The results of research that explains differences between neighborhoods in relation to child maltreatment risk can provide useful information for child maltreatment prevention and intervention. First, it is possible to identify areas at high risk of child maltreatment and to subsequently implement preventive interventions while targeting children and families in such areas. Unlike individual-level approaches, neighborhood-level interventions can target more families and employ more cost-effective strategies (Gracia et al., 2017).

As such, the finding that child maltreatment is spatially autocorrelated and related to regional characteristics has important policy implications. The prevention of child maltreatment recurrence and interventions for prevention are generally conducted for children and families, and geographic location is not generally considered (Freisthler et al., 2006). However, our findings indicate that it is necessary to prioritize socioeconomically vulnerable regions to solve and prevent child maltreatment. In other words, researchers and practitioners can increase access to and availability of services by identifying where services are most needed and can be highly utilized.

Though neighborhood factors (e.g., the number of single-parent households, the number of multicultural households, and the financial independence of LAUs) are considerably difficult to change directly, there are neighborhood-level interventions that can indirectly address these factors (Gracia et al., 2017). For instance, urban planning (e.g., the redevelopment of regions, the development of services and programs, and better access to resources) and environmental methods can increase residents’ quality of life; such approaches are effective at reducing crime and violence in the vulnerable neighborhood (Kelaher et al., 2010).
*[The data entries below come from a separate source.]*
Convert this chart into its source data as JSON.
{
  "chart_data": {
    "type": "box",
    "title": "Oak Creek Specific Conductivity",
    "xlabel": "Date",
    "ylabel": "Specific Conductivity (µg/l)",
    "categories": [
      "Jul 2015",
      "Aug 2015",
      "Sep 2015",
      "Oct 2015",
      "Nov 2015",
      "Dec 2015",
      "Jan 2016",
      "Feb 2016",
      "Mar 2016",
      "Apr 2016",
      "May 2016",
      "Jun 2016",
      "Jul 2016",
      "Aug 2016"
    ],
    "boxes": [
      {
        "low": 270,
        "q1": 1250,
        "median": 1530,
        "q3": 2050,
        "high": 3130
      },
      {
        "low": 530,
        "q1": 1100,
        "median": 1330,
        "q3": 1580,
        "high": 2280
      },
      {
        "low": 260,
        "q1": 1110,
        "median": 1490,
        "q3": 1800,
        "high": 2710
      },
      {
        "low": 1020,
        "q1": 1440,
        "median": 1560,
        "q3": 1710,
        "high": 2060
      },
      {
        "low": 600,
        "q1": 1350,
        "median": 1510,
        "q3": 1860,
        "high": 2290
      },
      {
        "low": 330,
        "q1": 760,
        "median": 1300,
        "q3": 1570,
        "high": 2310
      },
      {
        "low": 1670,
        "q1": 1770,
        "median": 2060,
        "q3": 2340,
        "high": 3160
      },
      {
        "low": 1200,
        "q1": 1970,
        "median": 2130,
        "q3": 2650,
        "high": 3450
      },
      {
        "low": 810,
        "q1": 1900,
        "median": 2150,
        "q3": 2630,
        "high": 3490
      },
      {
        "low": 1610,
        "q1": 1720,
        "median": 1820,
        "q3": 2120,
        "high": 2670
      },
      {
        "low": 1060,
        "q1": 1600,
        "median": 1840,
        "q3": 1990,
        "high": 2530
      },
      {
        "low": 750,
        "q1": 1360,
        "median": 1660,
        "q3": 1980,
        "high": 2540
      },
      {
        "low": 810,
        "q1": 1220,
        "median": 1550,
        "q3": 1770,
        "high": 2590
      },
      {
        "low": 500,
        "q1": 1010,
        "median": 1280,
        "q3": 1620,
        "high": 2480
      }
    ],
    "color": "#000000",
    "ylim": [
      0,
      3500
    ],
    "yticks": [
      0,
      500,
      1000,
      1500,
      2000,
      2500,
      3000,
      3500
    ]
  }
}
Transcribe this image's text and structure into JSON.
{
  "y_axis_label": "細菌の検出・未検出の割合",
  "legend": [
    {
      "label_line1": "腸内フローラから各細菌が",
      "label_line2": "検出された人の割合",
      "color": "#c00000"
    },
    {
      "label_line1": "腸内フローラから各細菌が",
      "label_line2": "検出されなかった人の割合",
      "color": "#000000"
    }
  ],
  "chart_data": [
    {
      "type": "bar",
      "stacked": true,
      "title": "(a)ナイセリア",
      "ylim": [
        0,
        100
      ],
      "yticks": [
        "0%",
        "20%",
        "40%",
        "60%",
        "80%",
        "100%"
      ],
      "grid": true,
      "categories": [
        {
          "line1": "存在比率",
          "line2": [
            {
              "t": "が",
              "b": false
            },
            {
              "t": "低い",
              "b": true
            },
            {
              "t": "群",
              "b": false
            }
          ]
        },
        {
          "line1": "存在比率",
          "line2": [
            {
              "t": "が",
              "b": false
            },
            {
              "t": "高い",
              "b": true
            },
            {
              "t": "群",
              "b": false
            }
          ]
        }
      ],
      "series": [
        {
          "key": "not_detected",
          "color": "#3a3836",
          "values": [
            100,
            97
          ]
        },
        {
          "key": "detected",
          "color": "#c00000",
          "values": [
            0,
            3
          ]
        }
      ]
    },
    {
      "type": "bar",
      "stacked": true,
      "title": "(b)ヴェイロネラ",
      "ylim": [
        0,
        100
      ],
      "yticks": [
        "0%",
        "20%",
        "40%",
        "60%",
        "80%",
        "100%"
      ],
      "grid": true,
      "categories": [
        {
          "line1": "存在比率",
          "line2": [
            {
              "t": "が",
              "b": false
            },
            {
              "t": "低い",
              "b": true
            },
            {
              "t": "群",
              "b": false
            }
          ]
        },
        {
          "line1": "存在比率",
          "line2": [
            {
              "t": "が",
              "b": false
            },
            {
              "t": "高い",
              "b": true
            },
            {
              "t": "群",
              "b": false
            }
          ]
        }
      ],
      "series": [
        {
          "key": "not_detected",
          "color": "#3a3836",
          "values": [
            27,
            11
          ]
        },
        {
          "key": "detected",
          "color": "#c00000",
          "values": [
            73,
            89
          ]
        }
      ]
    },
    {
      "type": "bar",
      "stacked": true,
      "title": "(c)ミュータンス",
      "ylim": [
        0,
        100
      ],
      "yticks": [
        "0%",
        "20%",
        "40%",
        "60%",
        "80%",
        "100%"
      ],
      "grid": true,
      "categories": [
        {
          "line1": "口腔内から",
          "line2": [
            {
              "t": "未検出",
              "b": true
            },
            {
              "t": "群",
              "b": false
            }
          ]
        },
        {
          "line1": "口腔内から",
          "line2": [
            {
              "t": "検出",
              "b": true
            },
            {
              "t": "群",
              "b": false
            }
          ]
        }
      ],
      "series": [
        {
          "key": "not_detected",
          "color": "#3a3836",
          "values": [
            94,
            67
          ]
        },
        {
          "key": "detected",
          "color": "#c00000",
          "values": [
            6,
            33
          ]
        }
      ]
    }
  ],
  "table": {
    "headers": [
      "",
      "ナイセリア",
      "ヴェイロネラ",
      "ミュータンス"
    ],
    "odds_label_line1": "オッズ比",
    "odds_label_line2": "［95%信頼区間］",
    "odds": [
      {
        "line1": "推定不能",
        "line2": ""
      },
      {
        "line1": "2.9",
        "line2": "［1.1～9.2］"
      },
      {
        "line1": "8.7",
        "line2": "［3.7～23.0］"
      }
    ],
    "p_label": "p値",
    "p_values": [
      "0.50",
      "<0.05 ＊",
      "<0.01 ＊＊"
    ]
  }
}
This study has certain limitations. First, we obtained and utilized data on child maltreatment incidence at the city, county, and district levels. Compared to districts in metropolitan areas, cities and counties cover a larger area, and there may be differences in economic characteristics as well as crime rates within the same city, county, or district. However, it was impossible for us to identify the extent of child maltreatment incidence in smaller neighborhoods owing to privacy issues. Future studies should target smaller-scale spaces and examine relationships between child maltreatment occurrence and regional features. Second, we calculated the rate of child maltreatment occurrence based on officially reported and substantiated cases. The detection rate of child maltreatment in South Korea is 5.02‰, which is considerably lower than the US rate of 8.4‰ (Ministry of Health and Welfare, 2020). We were unable to cover cases that were not officially reported or substantiated, even though maltreatment actually occurred. Moreover, the impact of COVID-19 during the study period remains a variable that could have significantly influenced both the incidence and detection of child maltreatment. The full extent of COVID-19’s effects on these dynamics remains to be explored and can only be fully understood through subsequent analysis. Third, features such as social networks, a sense of neighborhood, and social norms within a neighborhood can affect child maltreatment occurrence (Fujiwara et al., 2016; Kim, 2018; Maguire-Jack & Showalter, 2016). However, as there is no information about social networks or a sense of neighborhood within the neighborhood—which are measured at the city, county, and district levels—we did not include these factors in the analysis. Future studies should target smaller communities as analysis units and include awareness/perceptions of neighborhood members and cultural factors. Fourth, Morris et al. (2019a, b, c) considered the changing rates of child maltreatment over time to explain neighborhood effects. However, their study was able to use only cases of child maltreatment reported and substantiated in 2020 from the National Child Abuse Database System. Therefore, future research should longitudinally explain the characteristics between child maltreatment rates and neighborhood variables.